Some, with a bit of extra lighting, came out just right. Eventually we made our way to the harbor, where dozens of people had gathered to watch the moon rise. It slowly made its way up and over the village, illuminating the rocky cliffs and boats in the harbor. We strolled alongside the shorefront, taking in the view from multiple vantage points.
After a while, the moon was no longer visible and it was time to find dinner. I used to last 2% of my phone’s battery to log onto Trip Advisor and find the top rated restaurant in Manarola. We then asked locals to point us in the right direction. After 20 minutes of winding down back alleys and up steep hills (all the while murmuring ‘this has to be wrong!’) we finally stumbled across Trattoria dal Billy.

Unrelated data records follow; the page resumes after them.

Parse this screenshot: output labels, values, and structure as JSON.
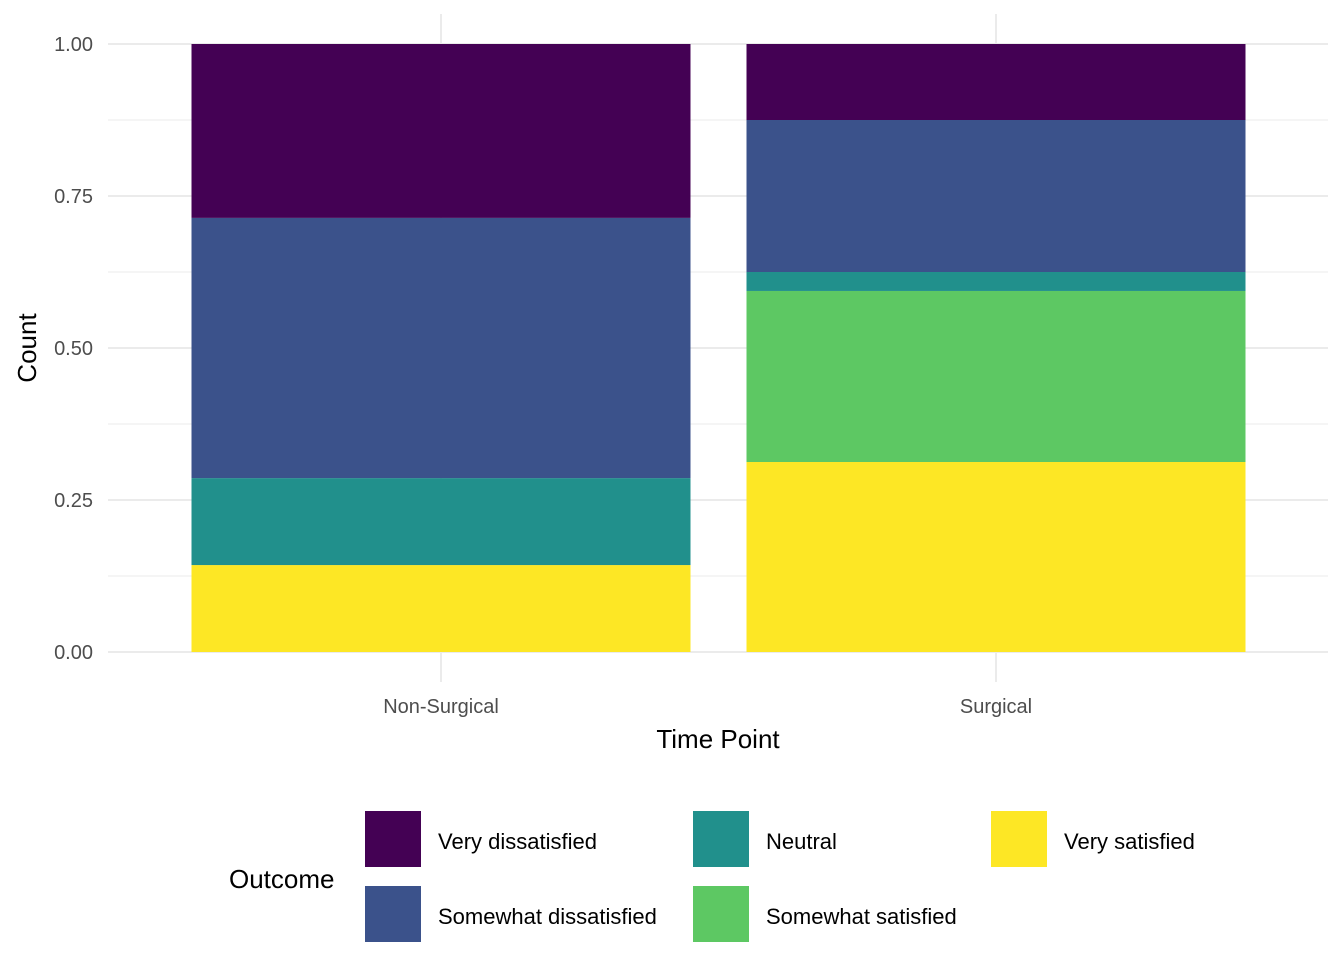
{
  "chart_data": {
    "type": "bar",
    "stacked": true,
    "xlabel": "Time Point",
    "ylabel": "Count",
    "ylim": [
      0,
      1
    ],
    "yticks": [
      "0.00",
      "0.25",
      "0.50",
      "0.75",
      "1.00"
    ],
    "categories": [
      "Non-Surgical",
      "Surgical"
    ],
    "series": [
      {
        "name": "Very satisfied",
        "color": "#FDE725",
        "values": [
          0.143,
          0.3125
        ]
      },
      {
        "name": "Somewhat satisfied",
        "color": "#5DC863",
        "values": [
          0.0,
          0.2813
        ]
      },
      {
        "name": "Neutral",
        "color": "#21908C",
        "values": [
          0.143,
          0.0312
        ]
      },
      {
        "name": "Somewhat dissatisfied",
        "color": "#3B528B",
        "values": [
          0.428,
          0.25
        ]
      },
      {
        "name": "Very dissatisfied",
        "color": "#440154",
        "values": [
          0.286,
          0.125
        ]
      }
    ],
    "legend": {
      "title": "Outcome",
      "placement": "bottom",
      "order": [
        "Very dissatisfied",
        "Somewhat dissatisfied",
        "Neutral",
        "Somewhat satisfied",
        "Very satisfied"
      ]
    },
    "grid": true
  }
}
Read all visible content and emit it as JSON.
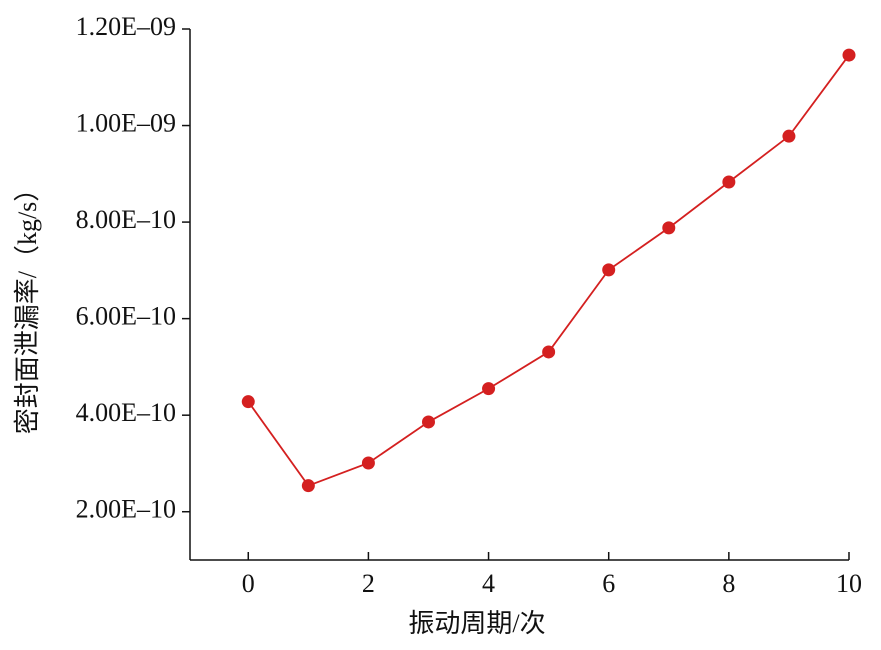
{
  "chart_data": {
    "type": "line",
    "x_label": "振动周期/次",
    "y_label": "密封面泄漏率/（kg/s）",
    "series": [
      {
        "color": "#d42020",
        "x": [
          0,
          1,
          2,
          3,
          4,
          5,
          6,
          7,
          8,
          9,
          10
        ],
        "values": [
          4.28e-10,
          2.54e-10,
          3.01e-10,
          3.86e-10,
          4.55e-10,
          5.31e-10,
          7.01e-10,
          7.88e-10,
          8.83e-10,
          9.78e-10,
          1.146e-09
        ]
      }
    ],
    "xlim": [
      -0.97,
      10
    ],
    "xticks": [
      0,
      2,
      4,
      6,
      8,
      10
    ],
    "ylim": [
      1e-10,
      1.2e-09
    ],
    "yticks": [
      {
        "value": 2e-10,
        "label": "2.00E–10"
      },
      {
        "value": 4e-10,
        "label": "4.00E–10"
      },
      {
        "value": 6e-10,
        "label": "6.00E–10"
      },
      {
        "value": 8e-10,
        "label": "8.00E–10"
      },
      {
        "value": 1e-09,
        "label": "1.00E–09"
      },
      {
        "value": 1.2e-09,
        "label": "1.20E–09"
      }
    ]
  }
}
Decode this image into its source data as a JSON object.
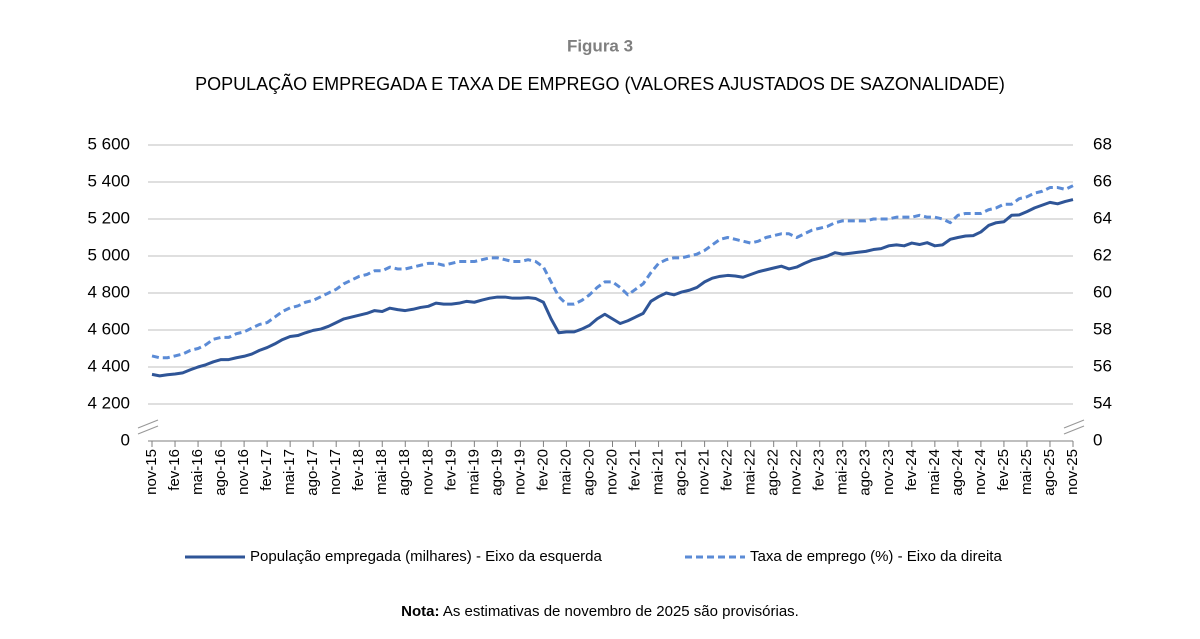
{
  "chart_data": {
    "type": "line",
    "title": "Figura 3",
    "subtitle": "POPULAÇÃO EMPREGADA E TAXA DE EMPREGO (VALORES AJUSTADOS DE SAZONALIDADE)",
    "note_label": "Nota:",
    "note": "As estimativas de novembro de 2025 são provisórias.",
    "categories": [
      "nov-15",
      null,
      null,
      "fev-16",
      null,
      null,
      "mai-16",
      null,
      null,
      "ago-16",
      null,
      null,
      "nov-16",
      null,
      null,
      "fev-17",
      null,
      null,
      "mai-17",
      null,
      null,
      "ago-17",
      null,
      null,
      "nov-17",
      null,
      null,
      "fev-18",
      null,
      null,
      "mai-18",
      null,
      null,
      "ago-18",
      null,
      null,
      "nov-18",
      null,
      null,
      "fev-19",
      null,
      null,
      "mai-19",
      null,
      null,
      "ago-19",
      null,
      null,
      "nov-19",
      null,
      null,
      "fev-20",
      null,
      null,
      "mai-20",
      null,
      null,
      "ago-20",
      null,
      null,
      "nov-20",
      null,
      null,
      "fev-21",
      null,
      null,
      "mai-21",
      null,
      null,
      "ago-21",
      null,
      null,
      "nov-21",
      null,
      null,
      "fev-22",
      null,
      null,
      "mai-22",
      null,
      null,
      "ago-22",
      null,
      null,
      "nov-22",
      null,
      null,
      "fev-23",
      null,
      null,
      "mai-23",
      null,
      null,
      "ago-23",
      null,
      null,
      "nov-23",
      null,
      null,
      "fev-24",
      null,
      null,
      "mai-24",
      null,
      null,
      "ago-24",
      null,
      null,
      "nov-24",
      null,
      null,
      "fev-25",
      null,
      null,
      "mai-25",
      null,
      null,
      "ago-25",
      null,
      null,
      "nov-25"
    ],
    "series": [
      {
        "name": "População empregada (milhares) - Eixo da esquerda",
        "color": "#2f5597",
        "dashed": false,
        "values": [
          4360,
          4352,
          4358,
          4362,
          4368,
          4385,
          4400,
          4412,
          4428,
          4440,
          4440,
          4450,
          4458,
          4470,
          4490,
          4505,
          4525,
          4548,
          4565,
          4570,
          4585,
          4598,
          4605,
          4620,
          4640,
          4660,
          4670,
          4680,
          4690,
          4705,
          4700,
          4718,
          4710,
          4705,
          4712,
          4722,
          4728,
          4745,
          4740,
          4740,
          4745,
          4755,
          4750,
          4762,
          4772,
          4778,
          4778,
          4772,
          4772,
          4775,
          4770,
          4750,
          4660,
          4585,
          4590,
          4590,
          4605,
          4625,
          4660,
          4685,
          4660,
          4635,
          4650,
          4670,
          4690,
          4755,
          4780,
          4800,
          4790,
          4805,
          4815,
          4830,
          4860,
          4880,
          4890,
          4895,
          4892,
          4885,
          4900,
          4915,
          4925,
          4935,
          4945,
          4930,
          4940,
          4960,
          4978,
          4988,
          5000,
          5018,
          5010,
          5015,
          5020,
          5025,
          5035,
          5040,
          5055,
          5060,
          5055,
          5070,
          5062,
          5072,
          5055,
          5060,
          5090,
          5100,
          5108,
          5110,
          5130,
          5165,
          5180,
          5185,
          5220,
          5222,
          5240,
          5260,
          5275,
          5290,
          5282,
          5295,
          5305
        ]
      },
      {
        "name": "Taxa de emprego (%) - Eixo da direita",
        "color": "#5b8bd6",
        "dashed": true,
        "axis": "y2",
        "values": [
          56.6,
          56.5,
          56.5,
          56.6,
          56.7,
          56.9,
          57.0,
          57.2,
          57.5,
          57.6,
          57.6,
          57.8,
          57.9,
          58.1,
          58.3,
          58.4,
          58.7,
          59.0,
          59.2,
          59.3,
          59.5,
          59.6,
          59.8,
          60.0,
          60.2,
          60.5,
          60.7,
          60.9,
          61.0,
          61.2,
          61.2,
          61.4,
          61.3,
          61.3,
          61.4,
          61.5,
          61.6,
          61.6,
          61.5,
          61.6,
          61.7,
          61.7,
          61.7,
          61.8,
          61.9,
          61.9,
          61.8,
          61.7,
          61.7,
          61.8,
          61.7,
          61.4,
          60.6,
          59.8,
          59.4,
          59.4,
          59.6,
          59.9,
          60.3,
          60.6,
          60.6,
          60.3,
          59.9,
          60.2,
          60.5,
          61.1,
          61.6,
          61.8,
          61.9,
          61.9,
          62.0,
          62.1,
          62.3,
          62.6,
          62.9,
          63.0,
          62.9,
          62.8,
          62.7,
          62.8,
          63.0,
          63.1,
          63.2,
          63.2,
          63.0,
          63.2,
          63.4,
          63.5,
          63.6,
          63.8,
          63.9,
          63.9,
          63.9,
          63.9,
          64.0,
          64.0,
          64.0,
          64.1,
          64.1,
          64.1,
          64.2,
          64.1,
          64.1,
          64.0,
          63.8,
          64.2,
          64.3,
          64.3,
          64.3,
          64.5,
          64.6,
          64.8,
          64.8,
          65.1,
          65.2,
          65.4,
          65.5,
          65.7,
          65.7,
          65.6,
          65.8
        ]
      }
    ],
    "ylim": [
      4000,
      5600
    ],
    "yticks": [
      {
        "value": 4200,
        "label": "4 200"
      },
      {
        "value": 4400,
        "label": "4 400"
      },
      {
        "value": 4600,
        "label": "4 600"
      },
      {
        "value": 4800,
        "label": "4 800"
      },
      {
        "value": 5000,
        "label": "5 000"
      },
      {
        "value": 5200,
        "label": "5 200"
      },
      {
        "value": 5400,
        "label": "5 400"
      },
      {
        "value": 5600,
        "label": "5 600"
      }
    ],
    "y_origin_label": "0",
    "y2lim": [
      52,
      68
    ],
    "y2ticks": [
      54,
      56,
      58,
      60,
      62,
      64,
      66,
      68
    ],
    "y2_origin_label": "0",
    "grid": true
  }
}
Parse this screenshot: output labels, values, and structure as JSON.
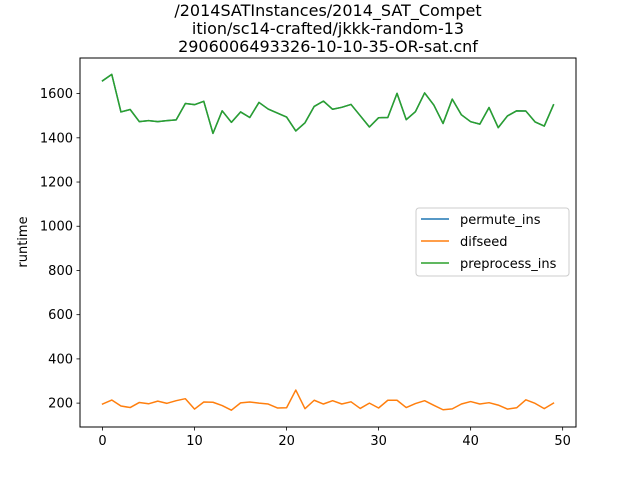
{
  "chart_data": {
    "type": "line",
    "title_lines": [
      "/2014SATInstances/2014_SAT_Compet",
      "ition/sc14-crafted/jkkk-random-13",
      "2906006493326-10-10-35-OR-sat.cnf"
    ],
    "xlabel": "",
    "ylabel": "runtime",
    "xlim": [
      -2.45,
      51.45
    ],
    "ylim": [
      92,
      1761
    ],
    "xticks": [
      0,
      10,
      20,
      30,
      40,
      50
    ],
    "yticks": [
      200,
      400,
      600,
      800,
      1000,
      1200,
      1400,
      1600
    ],
    "grid": false,
    "legend_position": "center-right",
    "x": [
      0,
      1,
      2,
      3,
      4,
      5,
      6,
      7,
      8,
      9,
      10,
      11,
      12,
      13,
      14,
      15,
      16,
      17,
      18,
      19,
      20,
      21,
      22,
      23,
      24,
      25,
      26,
      27,
      28,
      29,
      30,
      31,
      32,
      33,
      34,
      35,
      36,
      37,
      38,
      39,
      40,
      41,
      42,
      43,
      44,
      45,
      46,
      47,
      48,
      49
    ],
    "series": [
      {
        "name": "permute_ins",
        "color": "#1f77b4",
        "values": [
          1658,
          1687,
          1517,
          1528,
          1473,
          1478,
          1473,
          1478,
          1481,
          1555,
          1550,
          1565,
          1420,
          1522,
          1470,
          1517,
          1492,
          1560,
          1530,
          1512,
          1494,
          1431,
          1468,
          1542,
          1566,
          1529,
          1538,
          1551,
          1500,
          1449,
          1491,
          1492,
          1601,
          1482,
          1518,
          1603,
          1548,
          1465,
          1575,
          1504,
          1473,
          1462,
          1537,
          1446,
          1499,
          1522,
          1521,
          1472,
          1453,
          1549
        ]
      },
      {
        "name": "difseed",
        "color": "#ff7f0e",
        "values": [
          196,
          214,
          187,
          180,
          203,
          197,
          209,
          199,
          211,
          220,
          173,
          205,
          204,
          189,
          168,
          201,
          205,
          200,
          196,
          178,
          179,
          259,
          175,
          213,
          196,
          211,
          196,
          206,
          176,
          200,
          178,
          213,
          213,
          180,
          198,
          211,
          190,
          170,
          174,
          196,
          207,
          196,
          202,
          191,
          173,
          179,
          215,
          199,
          175,
          200
        ]
      },
      {
        "name": "preprocess_ins",
        "color": "#2ca02c",
        "values": [
          1658,
          1687,
          1517,
          1528,
          1473,
          1478,
          1473,
          1478,
          1481,
          1555,
          1550,
          1565,
          1420,
          1522,
          1470,
          1517,
          1492,
          1560,
          1530,
          1512,
          1494,
          1431,
          1468,
          1542,
          1566,
          1529,
          1538,
          1551,
          1500,
          1449,
          1491,
          1492,
          1601,
          1482,
          1518,
          1603,
          1548,
          1465,
          1575,
          1504,
          1473,
          1462,
          1537,
          1446,
          1499,
          1522,
          1521,
          1472,
          1453,
          1549
        ]
      }
    ]
  }
}
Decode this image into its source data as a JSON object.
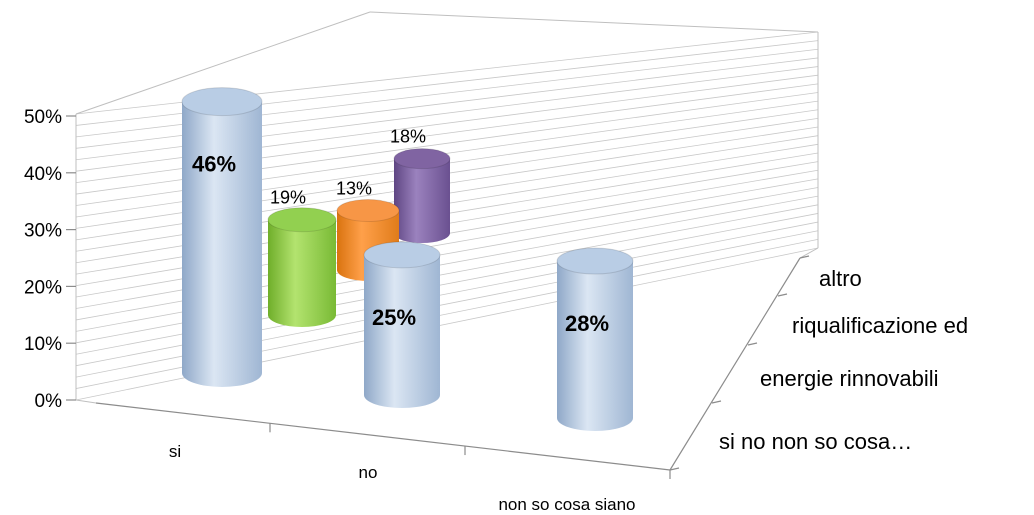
{
  "colors": {
    "si": "#b9cde5",
    "energie": "#92d050",
    "riqualificazione": "#f79646",
    "altro": "#8064a2"
  },
  "chart_data": {
    "type": "bar",
    "style": "3d-cylinder",
    "title": "",
    "xlabel": "",
    "ylabel": "",
    "ylim": [
      0,
      0.5
    ],
    "yticks": [
      "0%",
      "10%",
      "20%",
      "30%",
      "40%",
      "50%"
    ],
    "categories": [
      "si",
      "no",
      "non so cosa siano"
    ],
    "series": [
      {
        "name": "si no  non so cosa…",
        "values": [
          0.46,
          0.25,
          0.28
        ],
        "labels": [
          "46%",
          "25%",
          "28%"
        ]
      },
      {
        "name": "energie rinnovabili",
        "values": [
          0.19,
          null,
          null
        ],
        "labels": [
          "19%",
          "",
          ""
        ]
      },
      {
        "name": "riqualificazione ed",
        "values": [
          0.13,
          null,
          null
        ],
        "labels": [
          "13%",
          "",
          ""
        ]
      },
      {
        "name": "altro",
        "values": [
          0.18,
          null,
          null
        ],
        "labels": [
          "18%",
          "",
          ""
        ]
      }
    ],
    "grid": true,
    "legend": "none"
  }
}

Thankfully, they had one open table, and we were seated for our last Italian feast.Which of course started with wine. We went for the house white which was complete with a Trattoria dal Billy label.We devoured two baskets of fresh bread, as the accompanying thick balsamic cream was to die for. In celebration f our last meal in Italy, we also went all-out and got three courses. As Amie does not like seafood, I was forced to devour an entire bowl of mussels by myself. Amie went for a Christmas-colored mozzarella, basil, and tomato salad. If visiting again, I would be sure to drag along a seafood fanatic, as the most popular (and so they say, mouth watering) dish on the menu was the The Mixed Antipasto di Mare – which consists of 12 small plates, allowing a taste of Billy’s finest seafood as selected by the chef. However, this dish must be shared by 2 people, and Amie (of all friends, in all places) does not like seafood! That’s ok though, because the seafood pasta, with a mixture of clams, shrimp, and mussels, made up for the lack of small seafood places. Amie went for the traditional spaghetti with tomato sauce, which was also cooked to perfection. For our third course, we shared the veal, which was prepared in a light lemon butter. Although it did not photograph too well, it was simply delectable. We could not finish the veal, and got it to go (and this is where I tell you I was a super sexy lady and ate it with my fingers on the way to the airport – hot).
We caught one of the last trains back to Vernazza, and snuggled into our cute Italian beds for our last evening in Cinque Terre. Cinque Terre is by far one of the most beautiful places I have ever been. The are five small villages to explore, each with their own unique charm. There are hiking trails, handmade pasta delicacies, amazing seafood restaurants, beaches, a plethora of shops serving creamy gelato, ample amounts of sunshine, and many smiling Italian faces. It’s an ideal trip for a long weekend, for friends, families, or lovers. Thank you Italy, for showing us so much beauty!